I am trying to implement the lifetime marker insertion for unnamed temporaries in order to reduce stack consumption.
Inserting the lifetime.begin marker is the easy part; on the other hand, inserting the lifetime.end gets a bit more complicated, as it involves scoping , exception handling and lifetime extension.
Ideally, the lifetime.end marker should be inserted when the scope is exited, after the cleanups have been run. The problem is that in some cases, an object with a trivial destructor for example, there is … no cleanup. The existence of cleanups appears in the AST with the ExpWithCleanups, which wraps the underlying MaterializeTemporaryExpr.
This is used in CodeGenFunction::EmitLValue to start a new RunCleanupsScope when visiting an ExpWithCleanups. My problem is how can I add a RunCleanupScope for MaterializeTemporaryExpr that are not part of an ExpWithCleanups. I can not always add a new scope, because it would mess-up the cleanup ordering — when there are cleanups, the lifetime.end marker should be emitted after the destructor.
Is there anything obvious I am missing ?
Any hints would be welcome.
Can’t this affect debugging as well?
I mean, if you run this on O1 or less, you’ll have a lot more variables optimised away, especially at the end of the function, and at higher optimisation levels you’ll have a lot less variables to care about.
This would apply to unnamed temporaries, which presumably have no debug
info and can't be examined in a debugger.
As to his actual question, I have no idea. Lifetime of C++ temporaries is
subtle. I always have to defer to Richard and John. The static analysis
guys are having a similar pile of trouble figuring out where to insert
calls to C++ destructors in the CFG.
I am clearly not a specialist for debug info. It will certainly put some pressure on the debug info generator at opt level >= 01, as the stack slots will be reused, so it needs to place the info at the right place / right time.
You have less live variables, at any given point in the function, but this assumes you have handled the dead variables correctly…
By the way, my patch indeed also affected some debuginfo (some breakpoint location if I remember correctly). I have switched temporarily to something else, but this patch proved to be extremely complex — complexity linked to what you can find in the thread about temporary destructors. There is something going wrong in how the scopes are handled and my patch triggers it. I am probably breaking some undocumented or implicit assumptions. But there is definitely a lot of potential to reduce stack usage, and we saw that on real code.
In theory, you could track liveness of non-temp variables and re-use
their spaces for temps after they're dead, which would mess up with
debugging. But you're right, for everything else, it should be fine.

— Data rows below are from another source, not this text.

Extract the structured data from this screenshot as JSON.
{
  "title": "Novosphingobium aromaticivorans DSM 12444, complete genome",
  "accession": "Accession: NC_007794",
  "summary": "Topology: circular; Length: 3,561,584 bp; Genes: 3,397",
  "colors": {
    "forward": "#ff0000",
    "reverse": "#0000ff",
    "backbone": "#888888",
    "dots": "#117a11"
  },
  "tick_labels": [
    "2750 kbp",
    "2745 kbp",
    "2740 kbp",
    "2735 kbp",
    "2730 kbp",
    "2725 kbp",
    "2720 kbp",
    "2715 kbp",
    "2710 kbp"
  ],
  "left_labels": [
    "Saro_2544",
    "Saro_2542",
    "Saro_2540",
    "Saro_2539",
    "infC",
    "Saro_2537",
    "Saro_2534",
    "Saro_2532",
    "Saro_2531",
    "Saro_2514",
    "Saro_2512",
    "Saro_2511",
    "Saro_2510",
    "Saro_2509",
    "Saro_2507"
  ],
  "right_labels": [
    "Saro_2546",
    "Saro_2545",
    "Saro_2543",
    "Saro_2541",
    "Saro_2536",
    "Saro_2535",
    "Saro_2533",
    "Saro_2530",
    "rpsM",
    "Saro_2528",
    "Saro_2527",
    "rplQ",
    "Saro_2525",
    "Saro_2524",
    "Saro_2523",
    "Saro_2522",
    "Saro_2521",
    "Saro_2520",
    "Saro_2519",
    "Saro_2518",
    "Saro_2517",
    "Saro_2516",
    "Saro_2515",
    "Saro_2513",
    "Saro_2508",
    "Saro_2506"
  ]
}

This might be a bad idea, but is it possible to start with a C-only
implementation, and move on with C++ later? At least we can get the
general implementation right, and then only fiddle with exception
handling when we need to.
I do not think this can apply to "C-only", as C has no way to express unnamed temporaries (language lawyers may contradict me here
On the other hand for C++, you can have lots of those unnamed temporaries.
A possible path, along the line of what you suggest, would be to activate lifetime markers only in the non-throwing cases (or when compiled with -fno-exceptions). The exceptional part could come later.
We could at least get some of the benefits now.
That's what I was thinking, yes.
If you label the feature as "experimental" and only turn it on with a
specific flag, it could be in an incomplete (though correct) state for
a while before being made official.
I do not think this can apply to “C-only”, as C has no way to express unnamed temporaries (language lawyers may contradict me here
Write a c function that returns a large struct by value and another with that type as a parameter and call the later with the result of the former?
struct big source(void);
void sink(struct big);
Should get you some anonymous stack usage in c that you can optimize the use of.
Yes, that’s the only case I could think of. I do not know if this would be used often though.